Since dogs do not generalize well it is important for the owner to think ahead when socializing a puppy. A puppy should be socialized to children of all ages (with supervision), adults of both sexes and of different ethnic groups. (This includes exposing a puppy to people wearing a variety of different types of outer garments including hats.) Upon meeting new people the pup should be allowed to make the decision on when (or if) to approach a person. No one should be allowed to physically force their attention on a puppy (or dog.) If a puppy retreats behind his owner’s legs, the owner should let the puppy remain there while continuing to behave in a manner that tells the puppy that there isn’t a problem. The puppy should never be reassured or reinforced for fearful behavior but it also shouldn’t be corrected or punished.

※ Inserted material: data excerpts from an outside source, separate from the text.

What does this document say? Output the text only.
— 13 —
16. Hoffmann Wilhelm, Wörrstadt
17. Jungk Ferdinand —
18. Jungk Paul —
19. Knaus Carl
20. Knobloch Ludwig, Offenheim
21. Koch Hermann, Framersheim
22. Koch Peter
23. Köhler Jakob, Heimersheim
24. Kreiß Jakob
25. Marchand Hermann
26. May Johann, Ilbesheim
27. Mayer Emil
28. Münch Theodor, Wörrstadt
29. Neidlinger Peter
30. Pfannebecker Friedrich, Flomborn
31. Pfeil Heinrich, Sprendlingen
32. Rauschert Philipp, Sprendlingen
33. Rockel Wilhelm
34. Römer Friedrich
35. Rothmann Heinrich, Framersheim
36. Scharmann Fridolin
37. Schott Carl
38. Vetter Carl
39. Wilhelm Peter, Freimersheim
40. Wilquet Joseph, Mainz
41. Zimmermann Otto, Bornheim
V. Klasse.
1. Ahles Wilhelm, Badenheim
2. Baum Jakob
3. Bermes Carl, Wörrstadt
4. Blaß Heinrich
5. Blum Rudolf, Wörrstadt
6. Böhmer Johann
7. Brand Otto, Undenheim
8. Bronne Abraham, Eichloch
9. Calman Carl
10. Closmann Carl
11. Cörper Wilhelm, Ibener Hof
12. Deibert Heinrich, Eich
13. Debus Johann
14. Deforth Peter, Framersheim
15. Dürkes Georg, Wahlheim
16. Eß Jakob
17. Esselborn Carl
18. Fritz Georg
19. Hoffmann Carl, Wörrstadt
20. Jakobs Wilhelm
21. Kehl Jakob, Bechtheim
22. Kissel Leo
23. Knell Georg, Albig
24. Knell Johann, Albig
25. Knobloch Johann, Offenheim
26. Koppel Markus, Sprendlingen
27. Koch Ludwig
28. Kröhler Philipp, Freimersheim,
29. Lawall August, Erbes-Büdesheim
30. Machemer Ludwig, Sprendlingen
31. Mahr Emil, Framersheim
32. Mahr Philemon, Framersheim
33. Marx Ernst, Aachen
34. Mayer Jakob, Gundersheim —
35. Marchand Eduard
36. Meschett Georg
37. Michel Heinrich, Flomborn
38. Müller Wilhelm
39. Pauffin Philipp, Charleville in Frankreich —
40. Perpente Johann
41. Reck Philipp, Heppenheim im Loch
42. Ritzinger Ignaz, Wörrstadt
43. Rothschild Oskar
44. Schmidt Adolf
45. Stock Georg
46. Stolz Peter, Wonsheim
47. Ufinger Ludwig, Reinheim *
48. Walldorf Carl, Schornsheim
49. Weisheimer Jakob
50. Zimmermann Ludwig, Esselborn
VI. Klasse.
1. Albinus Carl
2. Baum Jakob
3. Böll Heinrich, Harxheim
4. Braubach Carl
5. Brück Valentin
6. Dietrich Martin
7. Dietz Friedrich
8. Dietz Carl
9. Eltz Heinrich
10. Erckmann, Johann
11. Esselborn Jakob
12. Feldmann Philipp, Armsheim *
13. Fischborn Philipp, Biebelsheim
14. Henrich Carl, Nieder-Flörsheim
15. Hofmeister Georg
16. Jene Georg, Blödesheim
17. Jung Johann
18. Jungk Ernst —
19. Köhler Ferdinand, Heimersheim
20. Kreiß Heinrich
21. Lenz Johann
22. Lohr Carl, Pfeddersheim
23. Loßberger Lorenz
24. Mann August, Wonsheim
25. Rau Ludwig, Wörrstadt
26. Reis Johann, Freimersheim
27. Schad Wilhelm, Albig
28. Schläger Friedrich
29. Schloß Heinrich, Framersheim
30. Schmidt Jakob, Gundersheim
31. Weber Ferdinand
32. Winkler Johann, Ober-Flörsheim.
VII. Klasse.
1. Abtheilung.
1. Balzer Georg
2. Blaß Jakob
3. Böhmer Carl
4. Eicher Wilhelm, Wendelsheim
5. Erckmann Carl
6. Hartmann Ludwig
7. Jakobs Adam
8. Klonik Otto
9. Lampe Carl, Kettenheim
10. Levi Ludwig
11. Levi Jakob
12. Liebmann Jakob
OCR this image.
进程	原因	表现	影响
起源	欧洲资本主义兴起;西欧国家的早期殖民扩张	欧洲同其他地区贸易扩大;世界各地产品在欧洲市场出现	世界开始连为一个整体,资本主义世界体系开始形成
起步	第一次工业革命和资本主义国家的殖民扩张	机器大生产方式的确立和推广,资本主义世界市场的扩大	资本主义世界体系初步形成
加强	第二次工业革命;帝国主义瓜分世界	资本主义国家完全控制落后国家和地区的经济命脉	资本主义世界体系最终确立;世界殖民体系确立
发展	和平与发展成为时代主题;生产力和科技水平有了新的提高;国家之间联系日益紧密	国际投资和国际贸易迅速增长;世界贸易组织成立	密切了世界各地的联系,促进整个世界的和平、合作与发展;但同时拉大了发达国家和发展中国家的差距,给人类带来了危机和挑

When a puppy meets new dogs it is very important that the puppy be allowed to approach in a manner that conveys appropriate language to the older dog. When possible these introductions should be done off-leash in a secure environment. Not all dogs have good social skills and it is critical that a puppy not be exposed to dogs that do not have appropriate responses to the body language expressed by other dogs. A bad experience with another dog during this developmental stage may have a permanent impact upon a dog’s behavior around other dogs in the future.
Dogs need structure and boundaries. Behaviors which are cute in a small puppy are not as cute or acceptable in a larger dog. The owner must define and consistently enforce a set of rules to guide, control and support the dog. If the dog is naturally inclined to take charge, as many English Shepherds are, the dog will happily establish the rules for the pack if allowed to do so. His rules may not be acceptable to people. The dog may behave unacceptably when human members of the pack overstep his boundaries. Dogs that are not naturally inclined to make all the rules may exhibit stress and anxiety behaviors as they try to fill a role for which they are not suited.
Puppies should be provided with boundaries as soon as they are brought into a new home. A good leader is going to provide structure and rules for all pack members and will enforce those rules fairly and consistently. A puppy should also be able to trust that his pack leader is going to keep him safe. A puppy that has a good leader is not put into positions where the puppy has to make decisions on how to behave.